Journaliste de profession, éditeur, trop connaisseur de la vie pour être moralisateur, souvent , sinon toujours, situé aux premières loges «du spectacle de la comédie du pouvoir» à travers ses reportages, ses enquêtes, en Algérie et à l’étranger, ses commentaires et ses chroniques, il a su garder, malgré une certaine sévérité qui n’a rien à voir avec l’austérité, la bonne distance pour en juger des ravages. C’est, d’ailleurs, parce qu’il ne s’est jamais aventuré dans des territoires d’influence où son métier avait tout à perdre qu’il a été , un jour, élu par les journalistes président du premier (et dernier ?) Conseil de l’éthique et de la déontologie. Un journaliste d’élite avait pris sa retraite, un intellectuel venait de naître. Le sait-il ? Salut, l’ancien !

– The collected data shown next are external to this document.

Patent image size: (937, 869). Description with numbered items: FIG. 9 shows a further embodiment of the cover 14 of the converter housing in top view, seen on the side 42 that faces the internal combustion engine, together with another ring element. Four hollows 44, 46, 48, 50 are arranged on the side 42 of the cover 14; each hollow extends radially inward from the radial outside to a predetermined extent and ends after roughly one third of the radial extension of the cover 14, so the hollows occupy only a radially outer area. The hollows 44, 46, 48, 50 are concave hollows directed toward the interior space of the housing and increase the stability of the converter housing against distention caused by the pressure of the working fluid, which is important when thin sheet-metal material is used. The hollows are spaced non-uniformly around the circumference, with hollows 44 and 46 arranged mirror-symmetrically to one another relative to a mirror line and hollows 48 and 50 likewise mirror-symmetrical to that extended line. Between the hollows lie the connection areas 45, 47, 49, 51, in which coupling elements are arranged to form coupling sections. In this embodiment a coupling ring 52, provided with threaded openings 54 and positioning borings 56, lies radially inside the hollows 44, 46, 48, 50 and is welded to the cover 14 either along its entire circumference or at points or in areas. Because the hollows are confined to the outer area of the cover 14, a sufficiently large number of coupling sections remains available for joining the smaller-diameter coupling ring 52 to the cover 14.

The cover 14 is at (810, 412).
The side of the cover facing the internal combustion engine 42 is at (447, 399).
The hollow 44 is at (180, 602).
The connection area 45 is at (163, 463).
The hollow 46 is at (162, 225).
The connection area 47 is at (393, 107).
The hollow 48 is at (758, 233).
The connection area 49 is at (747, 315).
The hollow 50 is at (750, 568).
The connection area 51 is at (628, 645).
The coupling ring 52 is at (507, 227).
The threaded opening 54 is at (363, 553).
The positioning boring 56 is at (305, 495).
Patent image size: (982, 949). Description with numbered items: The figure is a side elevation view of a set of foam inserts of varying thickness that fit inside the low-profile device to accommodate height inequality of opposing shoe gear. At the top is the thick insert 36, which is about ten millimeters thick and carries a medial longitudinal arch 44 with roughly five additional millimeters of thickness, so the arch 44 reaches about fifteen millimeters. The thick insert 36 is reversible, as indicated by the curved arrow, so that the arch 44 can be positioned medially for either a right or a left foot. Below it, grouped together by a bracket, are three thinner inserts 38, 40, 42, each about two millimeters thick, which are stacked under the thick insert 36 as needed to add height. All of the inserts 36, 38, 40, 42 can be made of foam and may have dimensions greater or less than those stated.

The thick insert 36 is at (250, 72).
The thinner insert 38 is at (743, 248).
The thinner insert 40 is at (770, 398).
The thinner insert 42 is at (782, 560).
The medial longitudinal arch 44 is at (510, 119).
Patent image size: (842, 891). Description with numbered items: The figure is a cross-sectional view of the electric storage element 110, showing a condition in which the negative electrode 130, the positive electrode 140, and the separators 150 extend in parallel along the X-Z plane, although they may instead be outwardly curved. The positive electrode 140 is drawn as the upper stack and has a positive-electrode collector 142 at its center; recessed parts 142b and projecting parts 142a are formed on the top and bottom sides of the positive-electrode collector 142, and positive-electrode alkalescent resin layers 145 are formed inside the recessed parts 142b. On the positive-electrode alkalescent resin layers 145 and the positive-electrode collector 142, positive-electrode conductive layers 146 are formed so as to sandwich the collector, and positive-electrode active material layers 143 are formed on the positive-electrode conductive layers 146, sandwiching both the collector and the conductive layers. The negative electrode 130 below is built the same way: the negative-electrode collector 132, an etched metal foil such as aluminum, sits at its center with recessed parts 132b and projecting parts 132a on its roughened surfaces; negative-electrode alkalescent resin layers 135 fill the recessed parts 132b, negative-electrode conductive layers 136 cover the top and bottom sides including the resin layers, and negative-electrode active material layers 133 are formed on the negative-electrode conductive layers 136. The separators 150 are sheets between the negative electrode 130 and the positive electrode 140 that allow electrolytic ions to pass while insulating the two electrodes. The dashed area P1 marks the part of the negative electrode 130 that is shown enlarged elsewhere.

Une belle couverture avec un beau dessin de Slim Mais un titre qui ne sied pas au (haut) niveau d’information, d’analyse et de réflexion – de l’œuvre, aux sujets abordés assez sérieux. Les multiples anecdotes émaillant le texte et le style spécifique de l’auteur (fluidité) n’excusent pas le choix. Décidemment, Souissi ne changera jamais, avec son humour toujours caustique.
Avis : A lire absolument si vous voulez ne pas oublier tout ce qui a été réalisé mais aussi, et surtout, ce qui a été raté par les politiques algériens et du Tiers-monde. On comprendra bien mieux pourquoi la facture est, aujourd’hui, bien salée.
Extrait(s) : «Apprendre la coiffure sur (les) tête(s) des orphelins équivaut à se prémunir des conséquences engendrées par les erreurs dues précisément à l’apprentissage du métier ( ). C’est un peu la triste mésaventure qu’a connue notre pauvre pays , livré à des hommes et un système qui avaient l’excuse de l’inexpérience au lendemain de l’indépendance, mais qui, malheureusement, ont persisté dans leur démarche insensée après plusieurs décennies» (p11), «La démocratie, les droits de l’homme et la liberté, ce sera pour plus tard. Nos enfants pourront peut-être y parvenir, sinon, on est bien forcé de croire que le pays est frappé de malédiction» (p 320).